Labour Market Regulation Webinar Series

The Webinar Series enables participants in South African labour market debates to deepen their knowledge on contemporary debates from around the world on regulatory responses to the changing nature of work and the persistence of inequality and insecurity in the world of work.

The Series is facilitated by Prof Paul Benjamin, Extraordinary Professor of Law, University of the Western Cape and Director, Cheadle Thompson and Haysom Inc.

E6. A Tribute to Myrtle Witbooi – Giving Effect to Labour Rights for Domestic Workers

Speaker: Adelle Blackett – Prof. of Law at McGill University, Canada Research Chair in Transnational Labour Law and Development, Centrow Associate. Prof. Blackett served as the lead International Labour Organization (ILO) expert in a treaty-making process for Convention 189 on decent work for domestic workers, and preparing a draft Haitian labour code. Respondent: Kelebogile Khounou – Researcher: Socio-Economic Rights Institute (SERI). Ms Khounou’s Masters research was based on domestic workers’ engagement with everyday life, their social networks and the building of their political subjectivities. Ms Khounou has worked intensely on the campaign for inclusion of domestic workers under COIDA.

E5. How can bargaining rights be extended to non-employees? The European experience

Speaker: Prof Edoardo Ales, Professor of Labour Law and Industrial Relations, University of Naples and Extraordinary Professor, UWC ‘ILO standards and the right to collective bargaining for self-employed workers in the EU: lessons for South Africa?’ Respondent: Mario Jacobs, Researcher and Programme Convenor Labour, Development and Governance Research Unit (LDG), University of Cape Town and former trade union official with more than 20 years’ experience

E4. TUMSA Trade Union for Musicians of South Africa

Founded 17 May 2018, TUMSA – Trade Union for Musicians of South Africa – established its National Head Office in Cape Town, South Africa. TUMSA regards itself as an authentic and representative Trade Union. TUMSA members are employees and self-employed workers who are dependent on music for their primary source of income. Gabi Le Roux is the General Secretary for TUMSA.

E3. Miriam Cherry 'California's "Gig Battles": Technology and trends in the US labour market'

Prof Miriam Cherry has been on the faculty or visited at a number of law schools, including the University of Georgia, University of the Pacific – McGeorge School of Law, and Cumberland School of Law. In 2008, she was elected a member of the American Law Institute. Currently she is Co-Director of the William C. Wefel Center for Employment Law and Associate Dean for Research and Engagement at St Louis University School of Law. Her research is interdisciplinary, focusing on the intersection of technology and globalisation with business, contract, and employment law topics. In her recent work, she analyses crowdfunding, markets for corporate social responsibility, virtual work, and social entrepreneurship. Her publications have appeared in the North western Law Review, Minnesota Law Review, Washington Law Review, Illinois Law Review, Georgia Law Review, Alabama Law Review, Maryland Law Review, and the Tulane Law Review, among others.

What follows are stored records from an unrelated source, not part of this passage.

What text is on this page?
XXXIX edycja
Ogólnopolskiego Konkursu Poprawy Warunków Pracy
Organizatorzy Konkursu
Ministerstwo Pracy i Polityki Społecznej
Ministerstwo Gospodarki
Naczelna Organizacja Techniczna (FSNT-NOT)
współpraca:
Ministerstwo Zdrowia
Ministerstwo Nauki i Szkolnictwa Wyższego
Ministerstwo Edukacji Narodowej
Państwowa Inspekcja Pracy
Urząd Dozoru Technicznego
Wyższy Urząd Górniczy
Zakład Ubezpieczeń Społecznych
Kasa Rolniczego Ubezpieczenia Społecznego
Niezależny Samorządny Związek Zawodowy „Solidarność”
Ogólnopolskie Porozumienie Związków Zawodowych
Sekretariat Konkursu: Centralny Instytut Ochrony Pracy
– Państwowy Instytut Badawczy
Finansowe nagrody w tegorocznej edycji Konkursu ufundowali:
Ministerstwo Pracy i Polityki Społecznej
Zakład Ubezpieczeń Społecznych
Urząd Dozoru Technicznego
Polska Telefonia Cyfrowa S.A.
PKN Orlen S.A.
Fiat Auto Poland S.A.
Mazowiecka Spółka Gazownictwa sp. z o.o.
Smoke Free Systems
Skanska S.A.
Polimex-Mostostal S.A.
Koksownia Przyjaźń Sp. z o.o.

E2. Nicola Countouris 'Current debates on the definition of work & employment in Europe and the EU'

Prof Nicola Countouris is the Director of the Research Department at the European Trade Union Institute (ETUI) in Brussels and a Professor in Labour Law and European Law at the Faculty of Laws of University College London (UCL). He is a prolific author having written or co-written some 55 publications, including the definitive work “The Legal Construction of Personal Work Relations” co-authored with Mark Freedland (who was Nicola’s PhD supervisor) and published by Oxford University Press in 2011. He has acted as an independent expert for the International Labour Office, the ETUC, and on a number of European Commission funded projects. Nicola’s role at the ETUI, an independent research and training centre of the European Trade Union Confederation (ETUC), places him at the cutting-edge of regulatory debates aimed at strengthening the social dimension of the European Union.

E1. Lord John Hendy 'The UK Status of Workers Bill, 2021 and the abolition of insecure work'

Lord (John) Hendy QC is one of the UK’s most prominent industrial relations and employment law barristers and the Chair of the London-based Institute of Employment Rights (IER). John, who practices from Old Square Chambers took silk in 1987, has appeared in most of the UK’s leading collective labour law cases in the last 36 years. In his capacity as a Labour Party-appointee to the House of Lords, he introduced the Status of Workers Bill in May 2021 which aims to abolish insecure work by replacing the UK’s overcomplicated employment status system with a universal status of ‘worker’ which covers all persons who are not truly self-employed. The IER points out that the Bill would have the effect that businesses that accord workers full rights are no longer undercut by those that choose to use loopholes in the current system to deny workers their rights. The Bill has gone through three readings in the House of Lords where it has widespread support, excluding the Government, and is now in the House of Commons as a Private Member’s Bill.